Krauss, Wilczek honored with first prize from Gravity Research Foundation

Lawrence Krauss
June 09, 2014

Arizona State University professors Lawrence Krauss and Nobel laureate Frank Wilczek have been named first place winners of the 2014 Awards for Essays from the Gravity Research Foundation, Wellesley Hills, Massachusetts.

The Gravity Research Foundation (GRF) conducts an annual contest that honors short essays on research into the nature of gravity. The Krauss-Wilczek paper is titled “From B-modes to quantum gravity and unification of forces,” and describes how the recent claimed discovery of gravitational waves from the early universe can provide definitive evidence that gravity must be understood as a quantum theory.

GRF Awards for Essays on Gravitation is a prestigious annual competition, inaugurated in 1949, for short papers describing the authors' original research in the fields of general relativity and quantum gravity. Now in its 65th year, the prize has become highly regarded by physicists worldwide.

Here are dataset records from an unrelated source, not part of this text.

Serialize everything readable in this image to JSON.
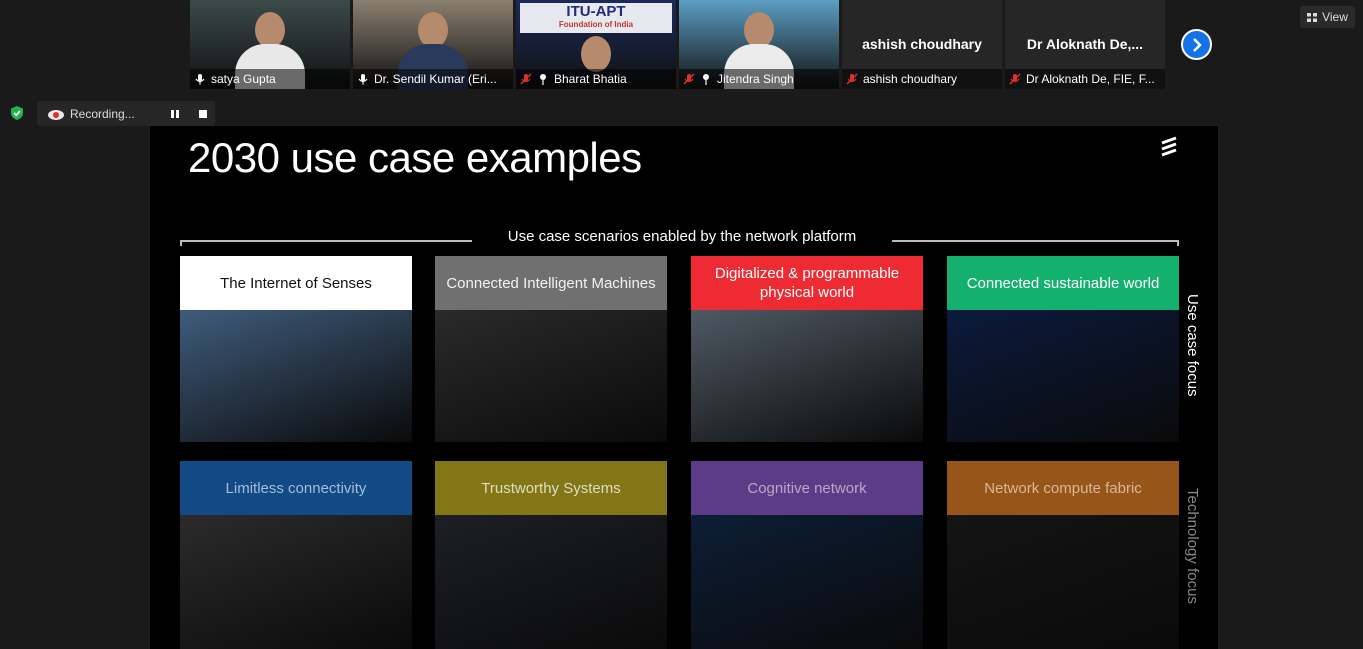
{
  "participants": [
    {
      "name": "satya Gupta",
      "type": "video",
      "active": true,
      "bg": "#3c4a4a",
      "shirt": "#e8e8e8"
    },
    {
      "name": "Dr. Sendil Kumar (Eri...",
      "type": "video",
      "active": false,
      "bg": "#8a8070",
      "shirt": "#2a3a5c"
    },
    {
      "name": "Bharat Bhatia",
      "type": "logo",
      "active": false,
      "logo_title": "ITU-APT",
      "logo_sub": "Foundation of India",
      "bg": "#1c2a5a",
      "shirt": "#444"
    },
    {
      "name": "Jitendra Singh",
      "type": "video",
      "active": false,
      "bg": "#5c9ec4",
      "shirt": "#ececec"
    },
    {
      "name": "ashish choudhary",
      "type": "name",
      "display": "ashish choudhary"
    },
    {
      "name": "Dr Aloknath De, FIE, F...",
      "type": "name",
      "display": "Dr  Aloknath De,..."
    }
  ],
  "view_label": "View",
  "recording_label": "Recording...",
  "slide": {
    "title": "2030 use case examples",
    "section_label": "Use case scenarios enabled by the network platform",
    "use_case_focus": "Use case focus",
    "technology_focus": "Technology focus",
    "top_cards": [
      {
        "label": "The Internet of Senses",
        "bg": "#ffffff",
        "fg": "#111111",
        "pic": "#3f5c7c"
      },
      {
        "label": "Connected Intelligent Machines",
        "bg": "#707070",
        "fg": "#f2f2f2",
        "pic": "#2a2a2a"
      },
      {
        "label": "Digitalized & programmable physical world",
        "bg": "#ee2b33",
        "fg": "#ffffff",
        "pic": "#4f5963"
      },
      {
        "label": "Connected sustainable world",
        "bg": "#14b06e",
        "fg": "#ffffff",
        "pic": "#0b1a3c"
      }
    ],
    "bottom_cards": [
      {
        "label": "Limitless connectivity",
        "bg": "#124a86",
        "fg": "#a4bed6",
        "pic": "#2c2a2a"
      },
      {
        "label": "Trustworthy Systems",
        "bg": "#827616",
        "fg": "#e0dcc0",
        "pic": "#1c1f24"
      },
      {
        "label": "Cognitive network",
        "bg": "#5c3c86",
        "fg": "#b8a8c8",
        "pic": "#0c1e36"
      },
      {
        "label": "Network compute fabric",
        "bg": "#96561a",
        "fg": "#d8b898",
        "pic": "#141414"
      }
    ]
  }
}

Previous winners of the prize include Stephen Hawking and Nobel laureate George Smoot, as well as Bryce DeWitt and many other famous physicists from around the world.

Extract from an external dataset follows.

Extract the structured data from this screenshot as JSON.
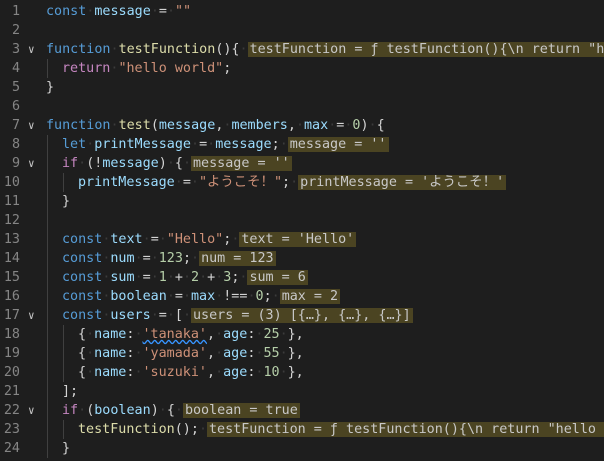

“This is a delightful surprise,” Krauss said. “This is actually the second time I have been awarded first prize. The first time was precisely 30 years ago when I was a researcher at Harvard, so this repeat performance comes at a special time,” said Krauss who also has won awards for second, fourth and fifth prizes in the past.

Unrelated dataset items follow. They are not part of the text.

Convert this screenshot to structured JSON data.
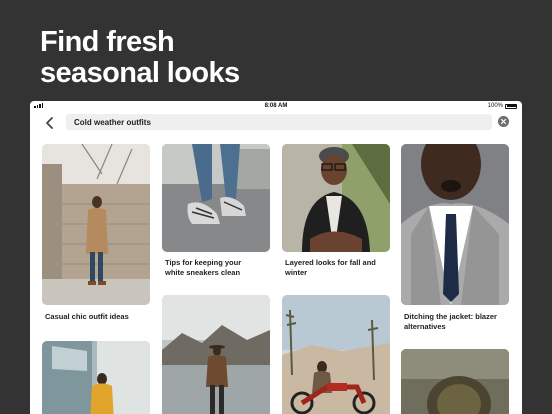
{
  "promo": {
    "headline": "Find fresh\nseasonal looks"
  },
  "status_bar": {
    "time": "8:08 AM",
    "battery": "100%"
  },
  "search": {
    "query": "Cold weather outfits"
  },
  "pins": [
    {
      "caption": "Casual chic outfit ideas"
    },
    {
      "caption": "Tips for keeping your\nwhite sneakers clean"
    },
    {
      "caption": "Layered looks for fall and\nwinter"
    },
    {
      "caption": "Ditching the jacket: blazer\nalternatives"
    },
    {
      "caption": ""
    },
    {
      "caption": ""
    },
    {
      "caption": ""
    },
    {
      "caption": ""
    }
  ],
  "icons": [
    "back-arrow-icon",
    "clear-search-icon",
    "signal-icon",
    "battery-icon"
  ],
  "colors": {
    "background": "#333333",
    "search_field": "#efefef",
    "text": "#222222"
  }
}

“The work that Frank and I wrote about this year is something that I think has ultimately profound consequences for our understanding of gravity, so I am very pleased it was recognized that way by the GRF,” Krauss added.

Krauss and Wilczek have increasingly collaborated over the years. In the past year, they have worked on the idea of how to use the universe to search for the effects of gravitons. In that paper, they suggest that measuring minute changes in the cosmic background radiation of the universe could be a pathway of detecting the telltale effects of gravitons, the highly sought after elementary particle of gravity. This research is reported on in their GRF essay.

Krauss is a Foundation Professor in the College of Liberal Arts and Scieces at ASU and the director of the Origins Project, which explores key questions about our origins, who we are and where we came from, and then holds open forums to encourage public participation.

Wilczek is a Nobel Prize-winning physicist with MIT. He holds a part-time position at ASU.